Q48. If the sum of the two-digit numbers AB and CD is the three-digit number 1CE, where the letters A, B, C, D, E denote distinct digits, then what is the value of A?

The problem states that (10A + B) + (10C + D) = 100 + 10C + E, where A, B, C, D, E are distinct digits. From the units column, B + D = E or B + D = 10 + E (if there's a carry-over of 1 to the tens column).

From the tens column, A + C + (carry-over from units) = 10 + C (since the sum results in a three-digit number 1CE, implying a carry-over of 1 to the hundreds column). Let's analyze the tens column: A + C + (carry-over from units) = 10 + C.

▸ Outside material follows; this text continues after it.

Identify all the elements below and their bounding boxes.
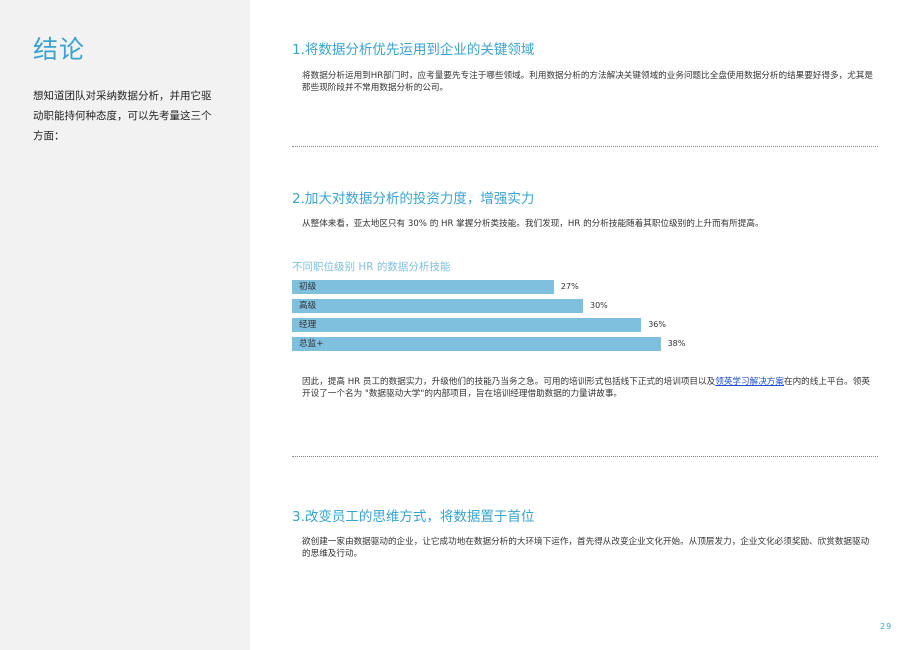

If there is no carry-over from the units column (B+D=E), then A + C = 10 + C, which simplifies to A = 10. This is impossible as A must be a single digit (0-9). Therefore, there must be a carry-over of 1 from the units column (B+D = 10+E).

Now, with a carry-over of 1 from the units column, the tens column equation becomes: A + C + 1 = 10 + C. Subtracting C from both sides: A + 1 = 10. Solving for A: A = 9. Since A, B, C, D, E must be distinct digits, and A=9, we can find a valid combination (e.g., 98 + 17 = 115, where A=9, B=8, C=1, D=7, E=5 are all distinct).

Thus, A is uniquely determined as 9. This question tests logical reasoning and number properties.